Opened a little over two months ago, business has been an instant hit with customers, who form lines to buy baklava and other pastries
By Steve Yablonski
I stopped into Tatlim Bakery, 37 E. First St., Oswego, shortly after it opened the other day (March 9). There were more than a baker’s dozen customers waiting to place their orders. A few others were seated at the tables nearby.
“Yes, we’re having a slow day,” the owner Sevgi Evren Familo, 29, told me. “Most days, people are like sardines. They’re packed in so much you’re not able to see the floor. We open at 11 a.m. and we generally have a long line and an incredible crowd until 1:30 p.m. This is our slowest day ever.”
Not bad for a brand new business.
Evren Familo is an émigré from Istanbul.

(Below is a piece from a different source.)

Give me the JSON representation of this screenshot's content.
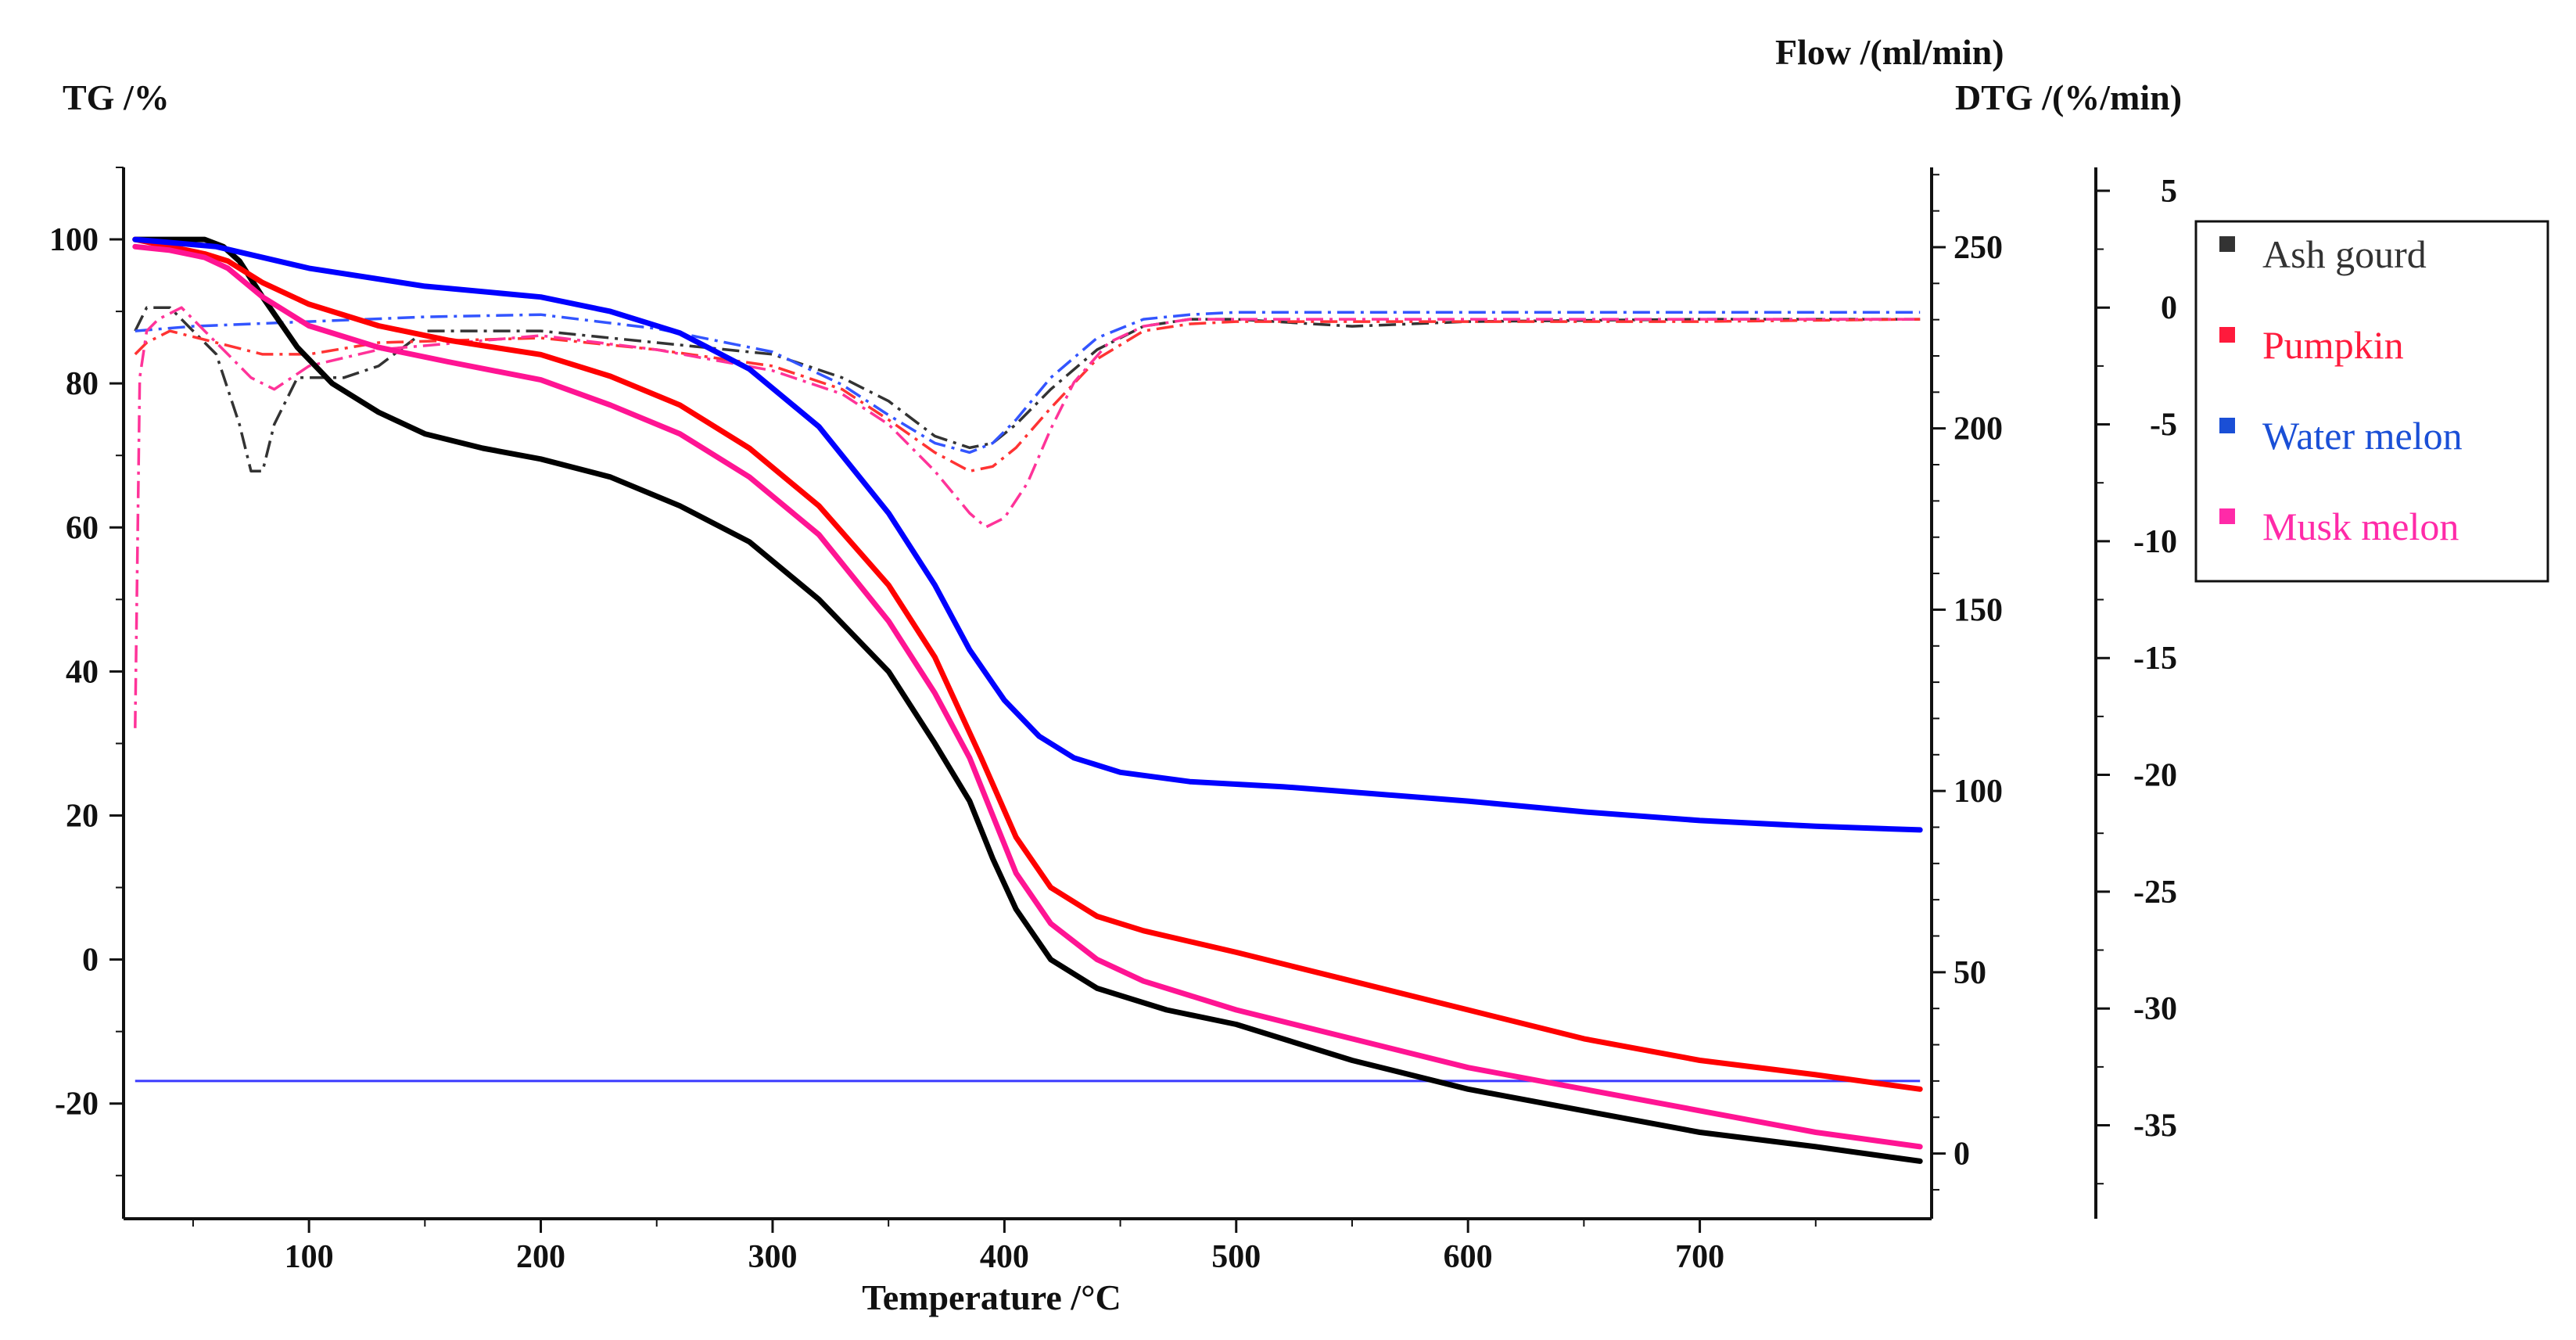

She has lived in the Port City for eight years.
“We opened on the 25th of February,” she said. “We serve locally roasted coffee from Recess in all of our coffee products (Turkish coffee, drip, cold brew and nitro). We brew all the coffee in the store.”

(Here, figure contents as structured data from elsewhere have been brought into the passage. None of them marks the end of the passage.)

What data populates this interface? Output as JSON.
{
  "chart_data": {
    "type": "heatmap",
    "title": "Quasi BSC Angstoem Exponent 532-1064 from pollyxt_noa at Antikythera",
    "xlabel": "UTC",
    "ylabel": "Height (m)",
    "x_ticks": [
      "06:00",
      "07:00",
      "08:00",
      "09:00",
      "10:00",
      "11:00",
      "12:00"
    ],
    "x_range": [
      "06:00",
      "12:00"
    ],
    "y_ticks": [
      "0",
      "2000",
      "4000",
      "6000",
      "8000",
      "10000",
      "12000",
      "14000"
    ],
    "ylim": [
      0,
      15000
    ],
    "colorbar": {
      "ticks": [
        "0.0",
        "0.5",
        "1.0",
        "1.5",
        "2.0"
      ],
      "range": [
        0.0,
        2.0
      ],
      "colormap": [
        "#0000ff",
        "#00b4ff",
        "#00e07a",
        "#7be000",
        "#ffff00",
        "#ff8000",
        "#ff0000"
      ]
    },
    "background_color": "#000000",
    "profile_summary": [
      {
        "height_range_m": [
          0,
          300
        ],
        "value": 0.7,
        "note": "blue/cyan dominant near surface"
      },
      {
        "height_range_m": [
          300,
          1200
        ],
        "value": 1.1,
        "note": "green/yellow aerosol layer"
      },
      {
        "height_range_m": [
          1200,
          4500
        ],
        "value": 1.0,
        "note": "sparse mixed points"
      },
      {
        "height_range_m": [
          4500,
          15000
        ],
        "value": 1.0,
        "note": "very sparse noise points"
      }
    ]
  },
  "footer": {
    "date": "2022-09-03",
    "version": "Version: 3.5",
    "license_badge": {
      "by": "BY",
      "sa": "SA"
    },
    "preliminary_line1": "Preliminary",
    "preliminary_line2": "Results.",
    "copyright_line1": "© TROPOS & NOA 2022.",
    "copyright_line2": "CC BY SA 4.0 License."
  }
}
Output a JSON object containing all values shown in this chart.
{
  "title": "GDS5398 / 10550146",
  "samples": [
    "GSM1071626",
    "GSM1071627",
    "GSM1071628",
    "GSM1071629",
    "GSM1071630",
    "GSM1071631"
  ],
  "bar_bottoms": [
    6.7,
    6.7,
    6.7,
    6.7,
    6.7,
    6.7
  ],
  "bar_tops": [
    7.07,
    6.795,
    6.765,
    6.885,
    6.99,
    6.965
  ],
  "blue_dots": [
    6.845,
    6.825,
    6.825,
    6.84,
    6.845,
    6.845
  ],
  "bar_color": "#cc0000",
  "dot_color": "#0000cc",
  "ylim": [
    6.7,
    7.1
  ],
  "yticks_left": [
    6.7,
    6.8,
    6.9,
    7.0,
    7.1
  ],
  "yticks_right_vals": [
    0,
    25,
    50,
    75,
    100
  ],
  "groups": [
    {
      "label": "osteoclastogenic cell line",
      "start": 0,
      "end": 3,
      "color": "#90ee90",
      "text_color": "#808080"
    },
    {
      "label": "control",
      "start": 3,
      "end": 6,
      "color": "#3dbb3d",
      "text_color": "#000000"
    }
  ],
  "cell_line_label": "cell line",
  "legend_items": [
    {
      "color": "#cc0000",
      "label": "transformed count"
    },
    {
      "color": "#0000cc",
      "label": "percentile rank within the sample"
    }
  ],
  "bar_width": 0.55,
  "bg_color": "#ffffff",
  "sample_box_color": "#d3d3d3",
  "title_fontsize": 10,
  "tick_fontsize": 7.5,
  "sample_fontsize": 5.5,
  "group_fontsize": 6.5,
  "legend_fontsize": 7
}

Cold brew is different than iced coffee, she pointed out.
“We actually brew the coffee for 18 hours, overnight,” she said.
She starts her days at 7:30 a.m. and usually keeps going until 9 p.m.

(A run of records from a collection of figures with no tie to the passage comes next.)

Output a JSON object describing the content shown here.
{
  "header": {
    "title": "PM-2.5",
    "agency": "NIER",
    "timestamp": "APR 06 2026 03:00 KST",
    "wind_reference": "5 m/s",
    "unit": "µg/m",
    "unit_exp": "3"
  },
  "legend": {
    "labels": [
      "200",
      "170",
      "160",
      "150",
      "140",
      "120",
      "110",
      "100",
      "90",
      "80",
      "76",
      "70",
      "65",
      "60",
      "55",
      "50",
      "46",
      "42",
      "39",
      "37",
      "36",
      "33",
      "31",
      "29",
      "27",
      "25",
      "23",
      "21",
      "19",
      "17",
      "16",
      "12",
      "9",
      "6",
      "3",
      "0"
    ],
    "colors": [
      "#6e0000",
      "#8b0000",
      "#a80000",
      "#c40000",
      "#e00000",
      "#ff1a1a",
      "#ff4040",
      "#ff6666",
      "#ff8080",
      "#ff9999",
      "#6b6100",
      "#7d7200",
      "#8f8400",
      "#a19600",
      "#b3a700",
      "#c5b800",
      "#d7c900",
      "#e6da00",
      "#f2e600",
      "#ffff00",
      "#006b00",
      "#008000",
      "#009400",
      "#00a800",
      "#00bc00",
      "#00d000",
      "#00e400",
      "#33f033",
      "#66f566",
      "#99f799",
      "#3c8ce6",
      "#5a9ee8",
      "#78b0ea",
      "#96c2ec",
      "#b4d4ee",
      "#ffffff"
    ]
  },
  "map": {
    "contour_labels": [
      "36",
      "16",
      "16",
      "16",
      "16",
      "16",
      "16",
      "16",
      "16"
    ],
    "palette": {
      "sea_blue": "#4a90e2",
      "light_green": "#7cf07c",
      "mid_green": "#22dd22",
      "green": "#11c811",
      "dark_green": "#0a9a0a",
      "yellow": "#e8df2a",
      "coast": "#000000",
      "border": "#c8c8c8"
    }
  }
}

The bakery ran out of baklava within two hours on opening day. “It was the very first thing that we ran out of,” Familo said.
She said she isn’t a fan of American desserts. They’re too sweet; “it’s not my thing,” she explained. “I make things that I like … so I can eat them,” she added with a smile.
“For desserts, we serve different flavors of macarons and éclairs, as well as our crispy cream puffs and Turkish desserts, baklava and kadayif, and anything else I fancy to make that day… if I have time!” she said.
They are generally sold out of “goodies” by 1 p.m., she said, adding, “I rarely put extras in the case after that. But, sometimes we do, if we have enough time. We’ve been receiving an incredible amount of attention and love from the community and I’m so grateful for it.”
When she makes something, she wants to make it perfect.
“We are an artisanal bakery and make limited amounts of each item. I decide each flavor that day or the day before, depending on how much I like the fruits we have or the demands the customers made, or simply I just wanted to change things up a bit,” she said. “I make special flavors after 11 a.m. after our regular items are in the case.”
She has two full-time employees “who are amazing support and good friends and one part-time employee who is incredibly friendly and charming,” she said.
She offers a succinct explanation as to why the bakery is so popular so soon: “It’s good. We don’t compromise. I don’t want to sell something I wouldn’t eat,” she said.
Featured image: Staff at the new Tatlim Bakery in Oswego: From left, Claire Hosley (customer service), Sevgi Evren Familo (baker-owner) and Nicole Whitcomb (baker’s assistant). The business opened Feb. 25.